Representative David Camp believes poor people lack “skin in the game,” because they do not pay federal income taxes. OK, but what if Americans had real skin in the game as we contemplate retrenching government services in a deep recession.
George Will’s column today concerns Representative David Camp of Michigan, incoming Republican chairman of Ways and Means. Camp says:
Many conservatives, including Camp, believe that although most Americans should be paying lower taxes, more Americans should be paying taxes. The fact that 46.7 million earners pay no income tax creates moral hazard — incentives for perverse behavior: Free-riding people have scant incentive to restrain the growth of government they are not paying for with income taxes.
“I believe,” Camp says, “you’ve got to have some responsibility for the government you have.” People have co-payments under Medicare, and everyone should similarly have some “skin in the game” under the income tax system.
It’s hard to know what to make of such arguments. It includes the standard Republican move of noting progressive federal income taxes without noting that low-income people pay significant payroll taxes to the federal government, not to mention the state and local sales taxes these lucky free-riders pay every time they buy a toothbrush or a stick of gum. This “skin in the game” argument is also applied rather selectively. These days, anyway, few conservatives argue that everyone who might get hit by a car should have skin in the game by remaining insured. Maybe more people should pay estate taxes, for that matter. Very few us have skin in that game, which abets continued persecution of the dynastically wealthy.
Snark aside, though, Camp has a real point. Only he should apply it more broadly. Two hundred million Americans with decent health coverage have no skin in the game when they consider the millions of poor people who need to wait 12 hours in a cruddy public hospital emergency room or some overcrowded safety-net clinic. Most Americans have no skin in the game when Arizona Medicaid recipients find out that their heart, lung, or liver transplants will no longer be covered, when South Carolinians find out that Medicaid will not cover hospice care and will cut its weekly meals on wheels deliveries from fourteen to ten, when California Medicaid no longer cover routine dental care but at least still covers the eventual tooth extractions. Few of us rely on AIDS drug assistance programs, which are turning people away or placing them on waiting lists. To take an example at random, most Americans do not have to sit in a south Chicago welfare office with a disabled brother, waiting for hours under happy-talk posters say: “Work makes sense!”

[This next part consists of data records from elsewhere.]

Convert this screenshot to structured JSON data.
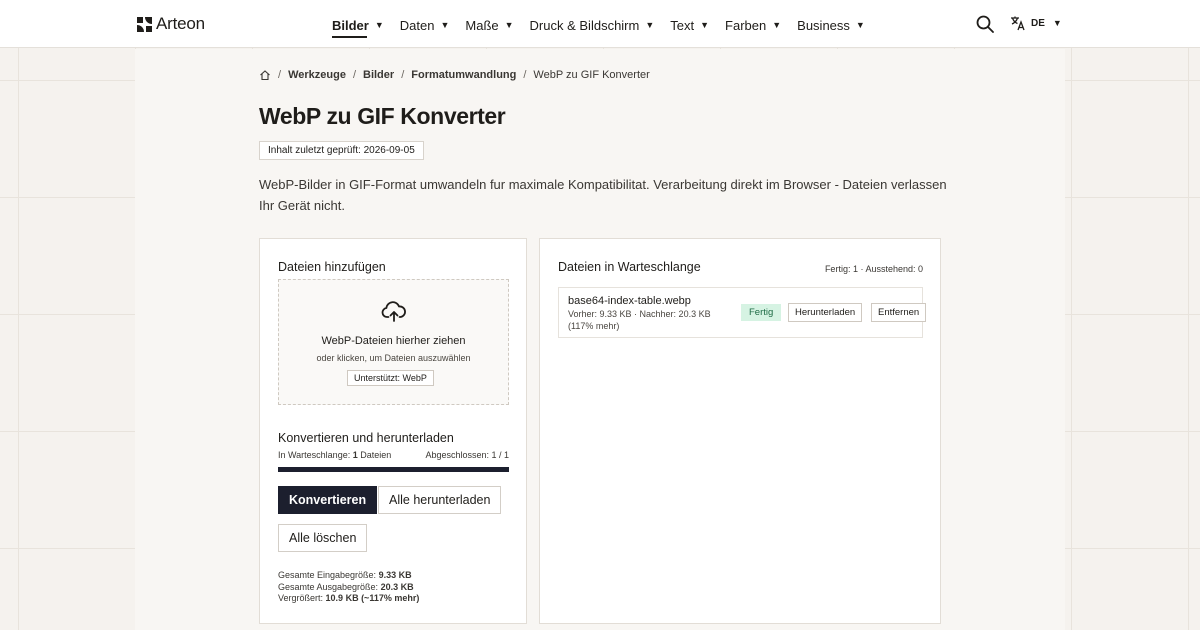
{
  "header": {
    "brand": "Arteon",
    "nav": [
      {
        "label": "Bilder",
        "active": true
      },
      {
        "label": "Daten"
      },
      {
        "label": "Maße"
      },
      {
        "label": "Druck & Bildschirm"
      },
      {
        "label": "Text"
      },
      {
        "label": "Farben"
      },
      {
        "label": "Business"
      }
    ],
    "caret": "▼",
    "language": "DE"
  },
  "breadcrumb": {
    "sep": "/",
    "items": [
      "Werkzeuge",
      "Bilder",
      "Formatumwandlung",
      "WebP zu GIF Konverter"
    ]
  },
  "page": {
    "title": "WebP zu GIF Konverter",
    "reviewed": "Inhalt zuletzt geprüft: 2026-09-05",
    "description": "WebP-Bilder in GIF-Format umwandeln fur maximale Kompatibilitat. Verarbeitung direkt im Browser - Dateien verlassen Ihr Gerät nicht."
  },
  "upload": {
    "heading": "Dateien hinzufügen",
    "drop_title": "WebP-Dateien hierher ziehen",
    "drop_sub": "oder klicken, um Dateien auszuwählen",
    "supported": "Unterstützt: WebP"
  },
  "convert": {
    "heading": "Konvertieren und herunterladen",
    "queue_label": "In Warteschlange:",
    "queue_count": "1",
    "queue_unit": "Dateien",
    "done_label": "Abgeschlossen: 1 / 1",
    "progress": 1.0,
    "btn_convert": "Konvertieren",
    "btn_download_all": "Alle herunterladen",
    "btn_clear": "Alle löschen",
    "totals": {
      "in_label": "Gesamte Eingabegröße:",
      "in_value": "9.33 KB",
      "out_label": "Gesamte Ausgabegröße:",
      "out_value": "20.3 KB",
      "diff_label": "Vergrößert:",
      "diff_value": "10.9 KB (~117% mehr)"
    }
  },
  "queue": {
    "heading": "Dateien in Warteschlange",
    "status": "Fertig: 1 · Ausstehend: 0",
    "files": [
      {
        "name": "base64-index-table.webp",
        "meta": "Vorher: 9.33 KB · Nachher: 20.3 KB (117% mehr)",
        "state": "Fertig",
        "download": "Herunterladen",
        "remove": "Entfernen"
      }
    ]
  },
  "colors": {
    "primary": "#1c1f2e",
    "done_bg": "#d6f3e3",
    "done_fg": "#1e6b45",
    "page_bg": "#f5f2ee"
  }
}
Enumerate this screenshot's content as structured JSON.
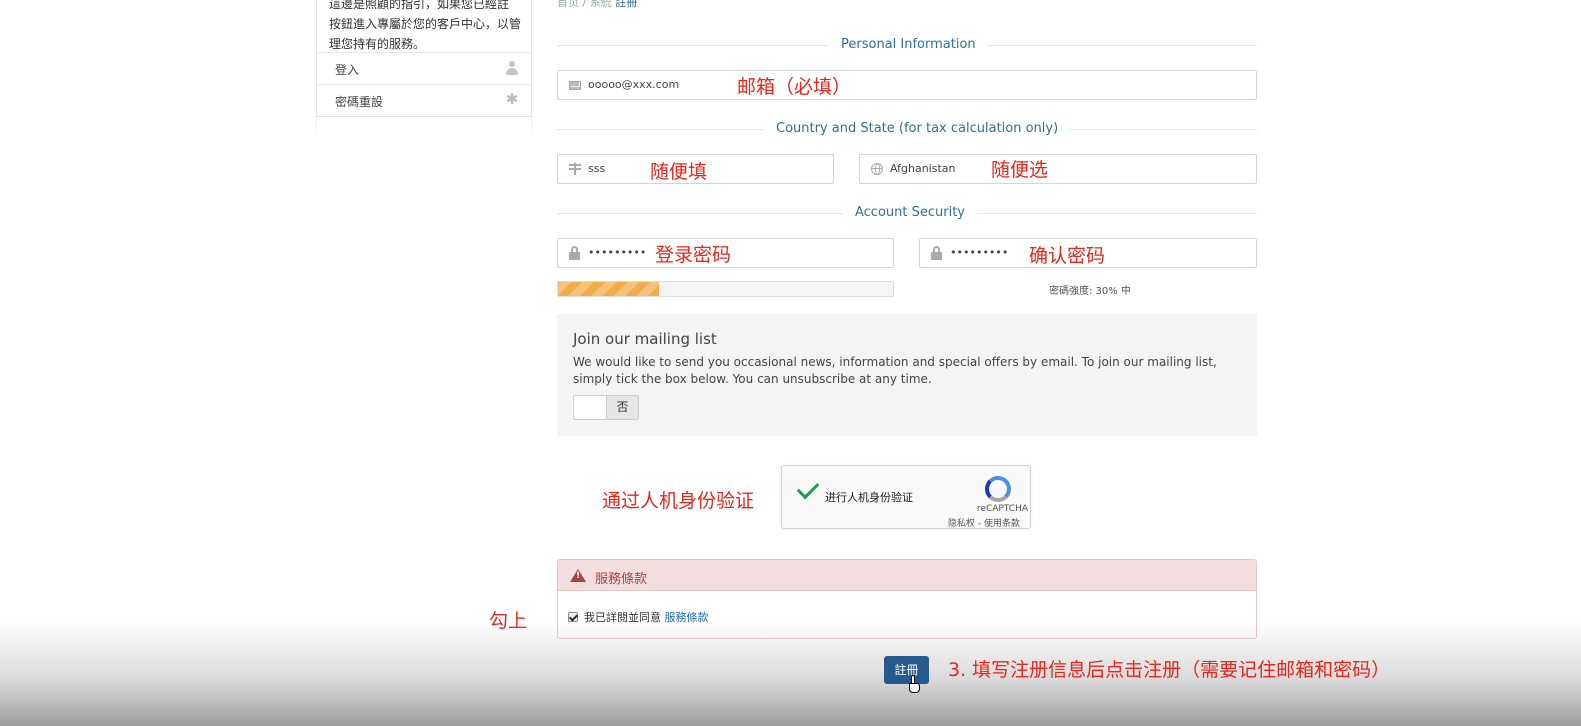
{
  "breadcrumb": {
    "item1": "首页 / 系統",
    "current": "註冊"
  },
  "sidebar": {
    "text_line1": "這邊是照顧的指引，如果您已經註冊，這邊",
    "text_line2": "按鈕進入專屬於您的客戶中心，以管",
    "text_line3": "理您持有的服務。",
    "items": [
      {
        "label": "登入",
        "icon": "user-icon"
      },
      {
        "label": "密碼重設",
        "icon": "asterisk-icon"
      }
    ]
  },
  "sections": {
    "personal": "Personal Information",
    "country": "Country and State (for tax calculation only)",
    "security": "Account Security"
  },
  "fields": {
    "email": "ooooo@xxx.com",
    "state": "sss",
    "country": "Afghanistan",
    "password": "•••••••••",
    "confirm_password": "•••••••••"
  },
  "annotations": {
    "email": "邮箱（必填）",
    "state": "随便填",
    "country": "随便选",
    "password": "登录密码",
    "confirm": "确认密码",
    "captcha": "通过人机身份验证",
    "terms": "勾上",
    "register": "3. 填写注册信息后点击注册（需要记住邮箱和密码）"
  },
  "strength": {
    "label": "密碼強度: 30% 中",
    "value": 0.3
  },
  "mailing": {
    "title": "Join our mailing list",
    "desc": "We would like to send you occasional news, information and special offers by email. To join our mailing list, simply tick the box below. You can unsubscribe at any time.",
    "toggle_label": "否"
  },
  "recaptcha": {
    "label": "进行人机身份验证",
    "brand": "reCAPTCHA",
    "links": "隐私权 - 使用条款"
  },
  "terms": {
    "title": "服務條款",
    "agree_text": "我已詳閱並同意",
    "link": "服務條款"
  },
  "register": {
    "label": "註冊"
  },
  "colors": {
    "accent": "#2f6f9f",
    "annotation": "#e8261c",
    "button": "#245a8d",
    "strength": "#f0ad4e"
  }
}
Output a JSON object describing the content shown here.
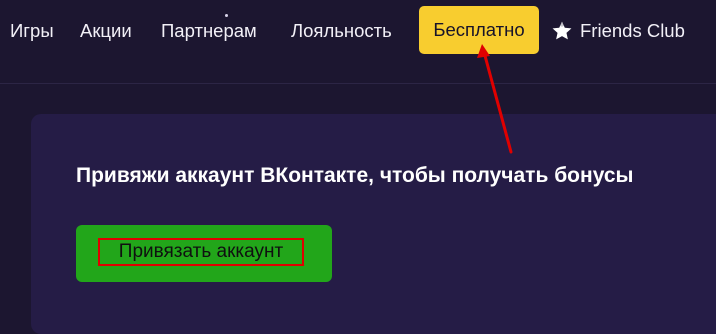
{
  "nav": {
    "games": "Игры",
    "promotions": "Акции",
    "partners": "Партнерам",
    "loyalty": "Лояльность",
    "free": "Бесплатно",
    "friends_club": "Friends Club",
    "friends_club_icon": "star-icon"
  },
  "panel": {
    "title": "Привяжи аккаунт ВКонтакте, чтобы получать бонусы",
    "button_label": "Привязать аккаунт"
  },
  "colors": {
    "background": "#1c1630",
    "panel": "#251c46",
    "free_button": "#f8cd2f",
    "link_button": "#22a61a",
    "annotation": "#e00000"
  }
}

Most of us lament from a distance the failing schools and unsafe streets of our inner-cities. Few of us are gay, or are college students who lack proper immigrant papers. We have no personal stake when Congress debates whether to extend benefits to the chronically unemployed. Few of us are uninsured people with preexisting conditions. Few of us depend on Food Stamps or TANF. Few of us are frightened young women dealing with unplanned pregnancies. (Few of us, for that matter, are National Guardsmen doing repeat tours in Afghanistan or Iraq.)
Will rightly notes: “Serious arguments about taxes are never just about taxes. They are about government’s proper size and purposes.” That’s for sure. Republicans assume the House majority with the general promise of austerity and retrenchment during a deep economic crisis. When influential constituencies have direct stakes in the resulting fight—as in the case of Medicare—we have a good idea how these arguments will be resolved.
I’m more worried about other matters, which affect the most politically and economically vulnerable people who depend on federal and state government. If more of us who politically matter had real skin in that game, we would see better and different public policies.